Sulfuric acid (H2SO4) is widely used as a strong acid catalyst in biomass pyrolysis process, and exhibits prominent catalytic effects on the pyrolytic reactions and product distribution. In this study, the fundamental catalytic mechanism of H2SO4 on cellulose pyrolysis process was investigated via combined experimental and computational methods. Both thermographic analysis (TGA) and pyrolysis–gas chromatography/mass spectrometry (Py–GC/MS) experiments were performed to reveal the pyrolytic characteristics and product distribution in the H2SO4-catalyzed pyrolysis of cellulose. In addition, quantum chemistry methods were employed to build the reaction models and investigate the major H2SO4-assisted reactions in initial cellulose pyrolysis process, i.e., depolymerization of the cellulose chain, bridged dehydration, ring-opening, ring-contraction and dehydration of the free hydroxyl groups. The results indicate that the H2SO4-assisted depolymerization via C1-O1 bond scission and bridged dehydration reactions take place in a two-step mechanism involving a sulfate ester intermediate. While other reactions occur via a one-step mechanism involving only hydroxyl group or both hydroxyl and sulfonic groups of H2SO4. The activation energies of above reactions are all decreased by adding H2SO4, and thus lowering the degradation temperature of cellulose. Among all initial pyrolytic reactions, dehydration reactions which are inconspicuous in the non-catalytic process, become very important in the catalytic process, because their activation energies are decreased dramatically by adding H2SO4 (from 322.7 to 372.1 to 152.2–237.7 kJ/mol).
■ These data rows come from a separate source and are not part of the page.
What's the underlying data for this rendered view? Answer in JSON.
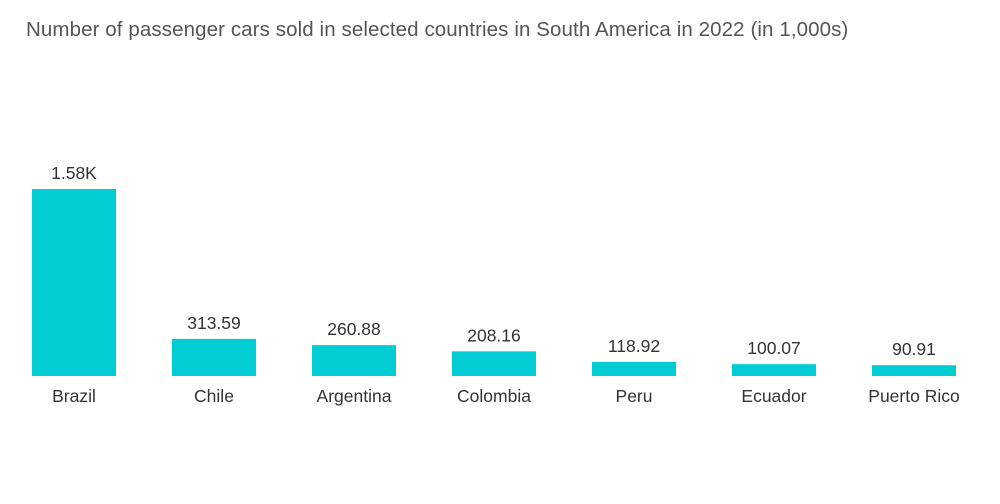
{
  "chart_data": {
    "type": "bar",
    "title": "Number of passenger cars sold in selected countries in South America in 2022 (in 1,000s)",
    "xlabel": "",
    "ylabel": "",
    "categories": [
      "Brazil",
      "Chile",
      "Argentina",
      "Colombia",
      "Peru",
      "Ecuador",
      "Puerto Rico"
    ],
    "values": [
      1580,
      313.59,
      260.88,
      208.16,
      118.92,
      100.07,
      90.91
    ],
    "value_labels": [
      "1.58K",
      "313.59",
      "260.88",
      "208.16",
      "118.92",
      "100.07",
      "90.91"
    ],
    "ylim": [
      0,
      1580
    ],
    "grid": false,
    "bar_color": "#00ccd4"
  }
}
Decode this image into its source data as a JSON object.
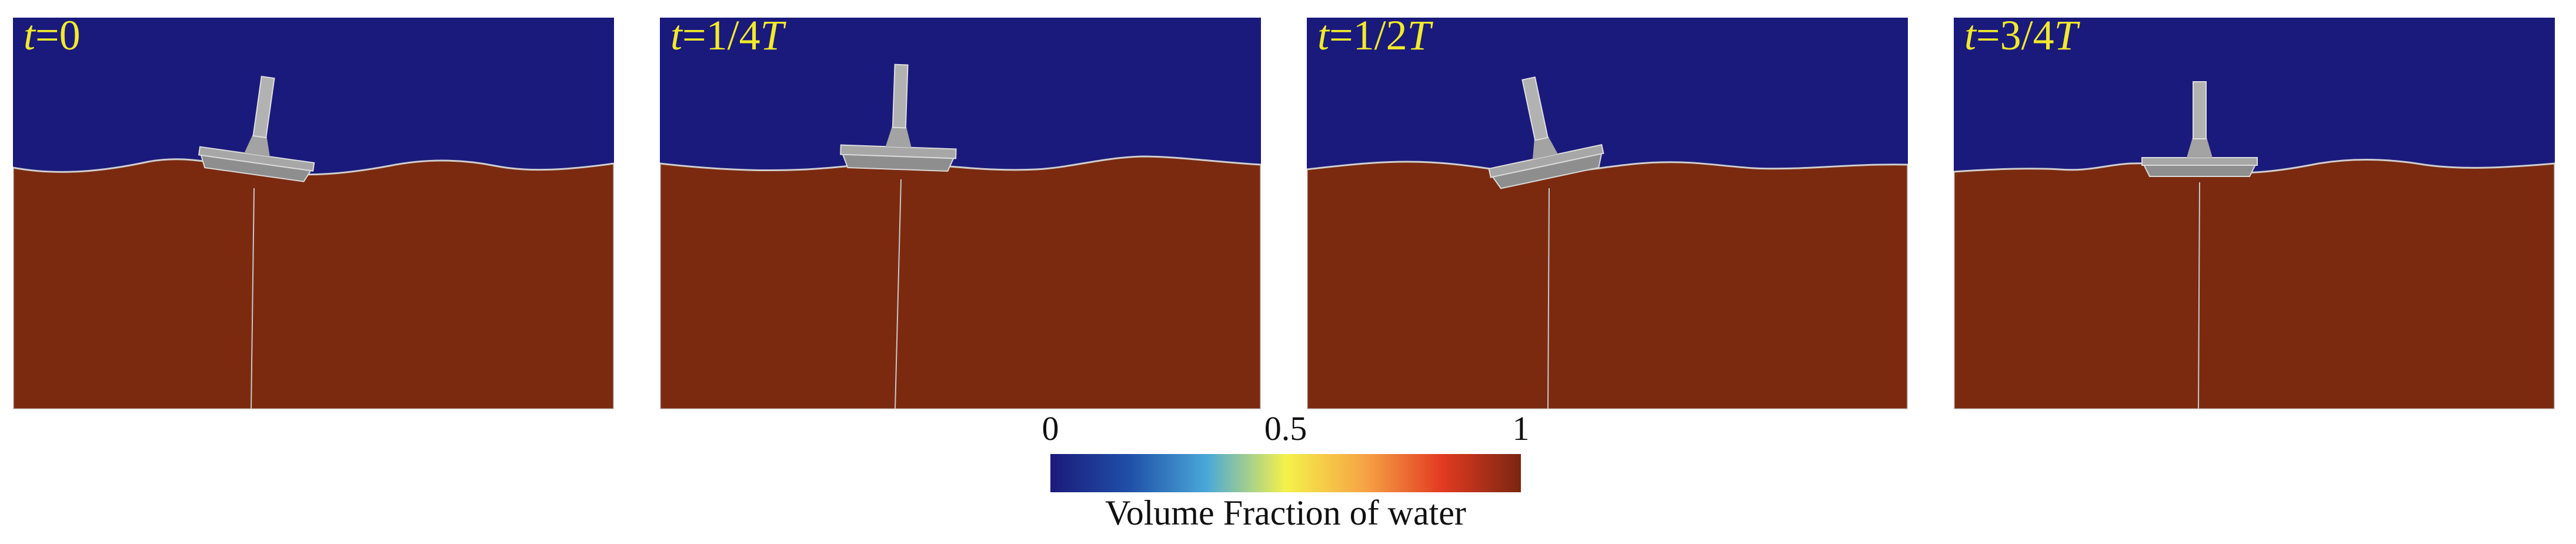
{
  "panels": [
    {
      "id": "t0",
      "var": "t",
      "text": "=0",
      "tilt_deg": 8
    },
    {
      "id": "t14",
      "var": "t",
      "text": "=1/4",
      "period": "T",
      "tilt_deg": 2
    },
    {
      "id": "t12",
      "var": "t",
      "text": "=1/2",
      "period": "T",
      "tilt_deg": -12
    },
    {
      "id": "t34",
      "var": "t",
      "text": "=3/4",
      "period": "T",
      "tilt_deg": 0
    }
  ],
  "colorbar": {
    "ticks": [
      "0",
      "0.5",
      "1"
    ],
    "label": "Volume Fraction of water",
    "colors": [
      "#1b1a7a",
      "#1f4fa8",
      "#4aa8d8",
      "#f4f24a",
      "#f6a445",
      "#e23a22",
      "#7b2610"
    ]
  },
  "colors": {
    "air": "#1a1a7c",
    "water": "#7b2a10",
    "label": "#f2ea2a",
    "platform": "#9c9c9c"
  }
}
The promoting effect on the dehydration reactions plays a vital role in the increased char yield and significant change of organic volatile product distribution. Through the promoted dehydration reactions, unsaturated structures of cellulose are formed, which is favorable for the formation of certain dehydrated products at the expense of depolymerized and ring scission products.